Teachers are always trying to get their students “to compare, contrast, question, doubt, argue, and learn from the data.” Essay questions often ask students to compare, contrast, or to justify something. Discussions in class are often attempts to develop and see arguments about positions students can take on an issue. Textbooks, at least in scientific fields, are full of theories (sometimes contradictory ones) and tons of data.

Why? Why aren’t your teachers only interested in simple definitions – the ones you memorized from the glossary of the text? (I know, some are, but as you move on in college you should get fewer requests for simple regurgitation every year.) Why aren’t they giving you straightforward and clear answers to seemingly simple questions like, “does television violence cause aggression in children?” Well, does it or doesn’t it? Why are your teachers showing you the weaknesses even of published studies? Isn’t anything in print holy to one degree or another? And why do those same teachers keep insisting that you cite references? Don’t we all know what the facts are?

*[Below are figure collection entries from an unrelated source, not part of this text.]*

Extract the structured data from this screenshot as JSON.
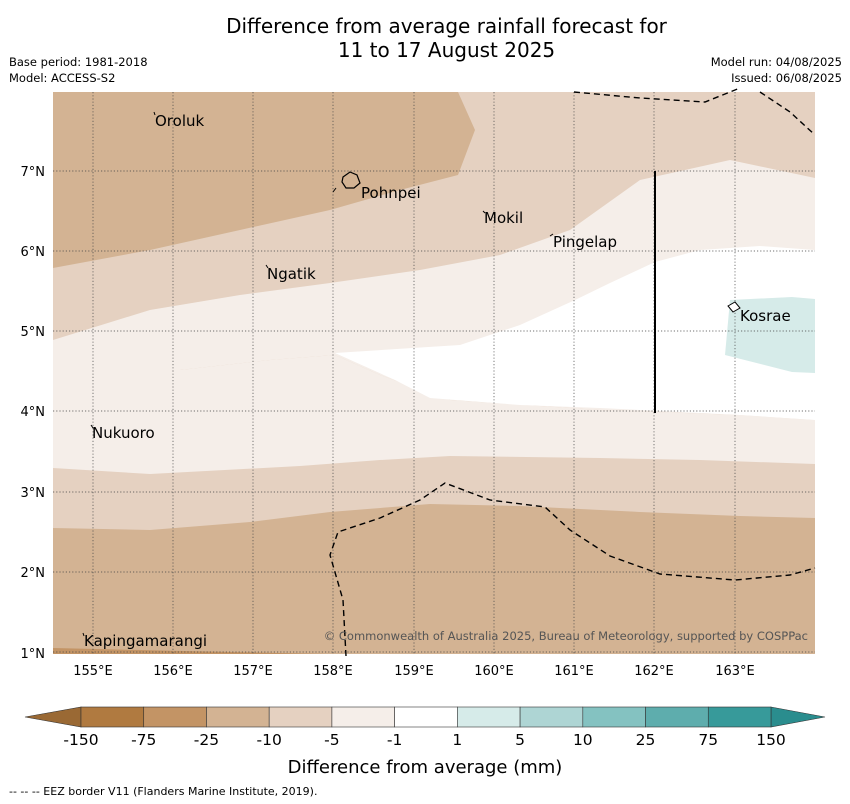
{
  "title_line1": "Difference from average rainfall forecast for",
  "title_line2": "11 to 17 August 2025",
  "base_period": "Base period: 1981-2018",
  "model": "Model: ACCESS-S2",
  "model_run": "Model run: 04/08/2025",
  "issued": "Issued: 06/08/2025",
  "longitude_ticks": [
    "155°E",
    "156°E",
    "157°E",
    "158°E",
    "159°E",
    "160°E",
    "161°E",
    "162°E",
    "163°E"
  ],
  "latitude_ticks": [
    "7°N",
    "6°N",
    "5°N",
    "4°N",
    "3°N",
    "2°N",
    "1°N"
  ],
  "places": {
    "oroluk": "Oroluk",
    "pohnpei": "Pohnpei",
    "mokil": "Mokil",
    "pingelap": "Pingelap",
    "ngatik": "Ngatik",
    "kosrae": "Kosrae",
    "nukuoro": "Nukuoro",
    "kapingamarangi": "Kapingamarangi"
  },
  "copyright": "© Commonwealth of Australia 2025, Bureau of Meteorology, supported by COSPPac",
  "colorbar": {
    "labels": [
      "-150",
      "-75",
      "-25",
      "-10",
      "-5",
      "-1",
      "1",
      "5",
      "10",
      "25",
      "75",
      "150"
    ],
    "colors": [
      "#b07a40",
      "#c39465",
      "#d3b393",
      "#e5d1c1",
      "#f5eee9",
      "#ffffff",
      "#d6ebe9",
      "#aed5d4",
      "#84c2c1",
      "#5eadad",
      "#379a9a"
    ],
    "end_low_color": "#9a6934",
    "end_high_color": "#2a8d8e",
    "title": "Difference from average (mm)"
  },
  "eez_note": "--  --  -- EEZ border V11 (Flanders Marine Institute, 2019)."
}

One of the promises of college is to make students into educated, critical thinkers who approach issues the way, well, the way that college-educated people are supposed to approach issues. We’re supposed to be a little bit more careful, more informed rather than misinformed, more capable of dealing with complexities and ambiguities and contradictions, and of course, more right. But how did we, or how do we get there? In part, the answer is simple: it takes practice, practice, practice.

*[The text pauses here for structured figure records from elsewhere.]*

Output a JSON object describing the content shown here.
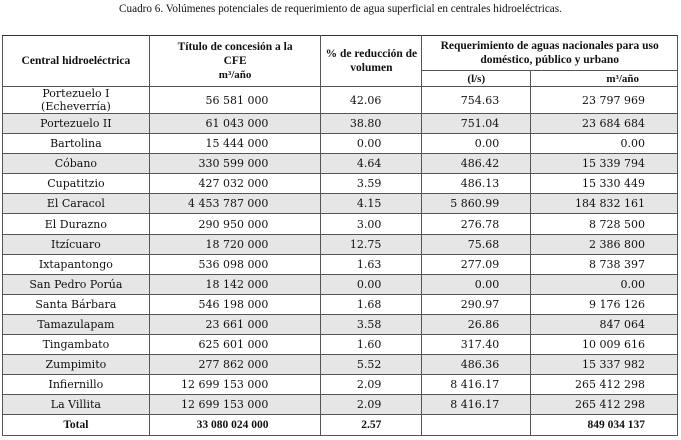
{
  "caption": "Cuadro 6. Volúmenes potenciales de requerimiento de agua superficial en centrales hidroeléctricas.",
  "headers": {
    "central": "Central hidroeléctrica",
    "titulo_line1": "Título de concesión a la",
    "titulo_line2": "CFE",
    "titulo_unit": "m³/año",
    "reduccion": "% de reducción de volumen",
    "requerimiento": "Requerimiento de aguas nacionales para uso doméstico, público y urbano",
    "unit_ls": "(l/s)",
    "unit_m3": "m³/año"
  },
  "rows": [
    {
      "name": "Portezuelo I (Echeverría)",
      "titulo": "56 581 000",
      "pct": "42.06",
      "ls": "754.63",
      "m3": "23 797 969"
    },
    {
      "name": "Portezuelo II",
      "titulo": "61 043 000",
      "pct": "38.80",
      "ls": "751.04",
      "m3": "23 684 684"
    },
    {
      "name": "Bartolina",
      "titulo": "15 444 000",
      "pct": "0.00",
      "ls": "0.00",
      "m3": "0.00"
    },
    {
      "name": "Cóbano",
      "titulo": "330 599 000",
      "pct": "4.64",
      "ls": "486.42",
      "m3": "15 339 794"
    },
    {
      "name": "Cupatitzio",
      "titulo": "427 032 000",
      "pct": "3.59",
      "ls": "486.13",
      "m3": "15 330 449"
    },
    {
      "name": "El Caracol",
      "titulo": "4 453 787 000",
      "pct": "4.15",
      "ls": "5 860.99",
      "m3": "184 832 161"
    },
    {
      "name": "El Durazno",
      "titulo": "290 950 000",
      "pct": "3.00",
      "ls": "276.78",
      "m3": "8 728 500"
    },
    {
      "name": "Itzícuaro",
      "titulo": "18 720 000",
      "pct": "12.75",
      "ls": "75.68",
      "m3": "2 386 800"
    },
    {
      "name": "Ixtapantongo",
      "titulo": "536 098 000",
      "pct": "1.63",
      "ls": "277.09",
      "m3": "8 738 397"
    },
    {
      "name": "San Pedro Porúa",
      "titulo": "18 142 000",
      "pct": "0.00",
      "ls": "0.00",
      "m3": "0.00"
    },
    {
      "name": "Santa Bárbara",
      "titulo": "546 198 000",
      "pct": "1.68",
      "ls": "290.97",
      "m3": "9 176 126"
    },
    {
      "name": "Tamazulapam",
      "titulo": "23 661 000",
      "pct": "3.58",
      "ls": "26.86",
      "m3": "847 064"
    },
    {
      "name": "Tingambato",
      "titulo": "625 601 000",
      "pct": "1.60",
      "ls": "317.40",
      "m3": "10 009 616"
    },
    {
      "name": "Zumpimito",
      "titulo": "277 862 000",
      "pct": "5.52",
      "ls": "486.36",
      "m3": "15 337 982"
    },
    {
      "name": "Infiernillo",
      "titulo": "12 699 153 000",
      "pct": "2.09",
      "ls": "8 416.17",
      "m3": "265 412 298"
    },
    {
      "name": "La Villita",
      "titulo": "12 699 153 000",
      "pct": "2.09",
      "ls": "8 416.17",
      "m3": "265 412 298"
    }
  ],
  "total": {
    "label": "Total",
    "titulo": "33 080 024 000",
    "pct": "2.57",
    "ls": "",
    "m3": "849 034 137"
  }
}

“To compare, contrast, question, doubt, argue, and learn from the data” are some of the basic processes that foster the development of a college-educated mind. Teachers don’t want students who are just sitting in their classrooms doing the minimum work necessary to collect college credit hours; teachers want curious students. And if the students aren’t curious on their own, teachers try to get them to act that way. Curious people compare different ways of completing the same task, or different explanations for the same observation; they pay attention to the contrasts, the differences between points of view, interpretations, or the data used in support of arguments; they doubt claims that are made without evidence, or systems of explanation that don’t fit the facts (and especially those that don’t even rely on facts); they learn how to develop an argument to present a point of view, an interpretation, or a system of explanation so that it all makes sense; and they let the data speak, rather than letting their minds limit which truths they might want to be exposed to and which they have to hide from.

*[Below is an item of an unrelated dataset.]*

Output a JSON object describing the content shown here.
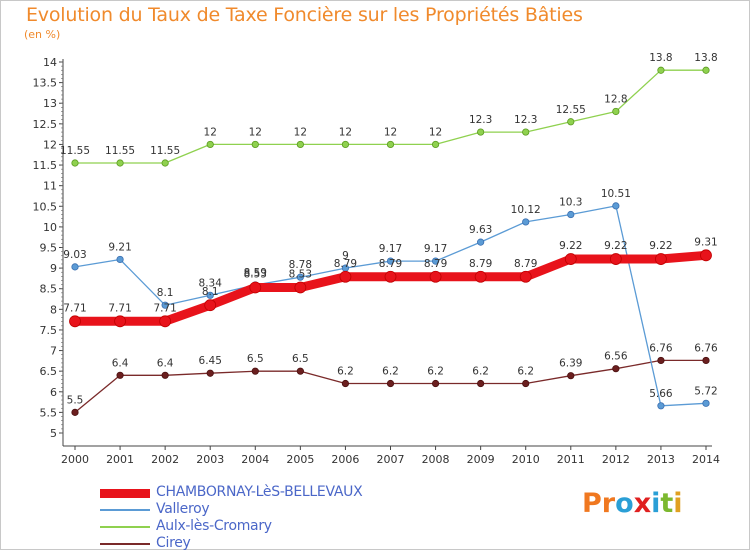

These habits of mind don’t come to many people naturally – perhaps they don’t come to anyone naturally. They have to be learned and fostered, and this is what your college teachers are doing when they ask you “to compare, contrast, question, doubt, argue, and learn from the data.” It’s much harder work than memorizing definitions from glossaries or simple facts from a set of lists. But it’s what a college education is all about. We know that none of your future employers are going to ask you to define the concept “social norm,” so what does it matter that you may have memorized a definition? And it’s unlikely that you’ll get yourself into an interesting conversation with interesting people and only be asked to define a concept like “deindividuation,” so why stop after investing in definitions? College educated people are expected to think about the material; think about what could have been, or what might still come; think about what it means and what the value is, and so on. They’re also supposed to be familiar with the evidence, the facts that are really out there, and they should know how to find facts when they have to look for them.

So “compare, contrast, question, doubt, argue, and learn from the data.” It’s good practice. It’s what eventually makes college educated people out of high school graduates. And remain curious, even in your “required” classes.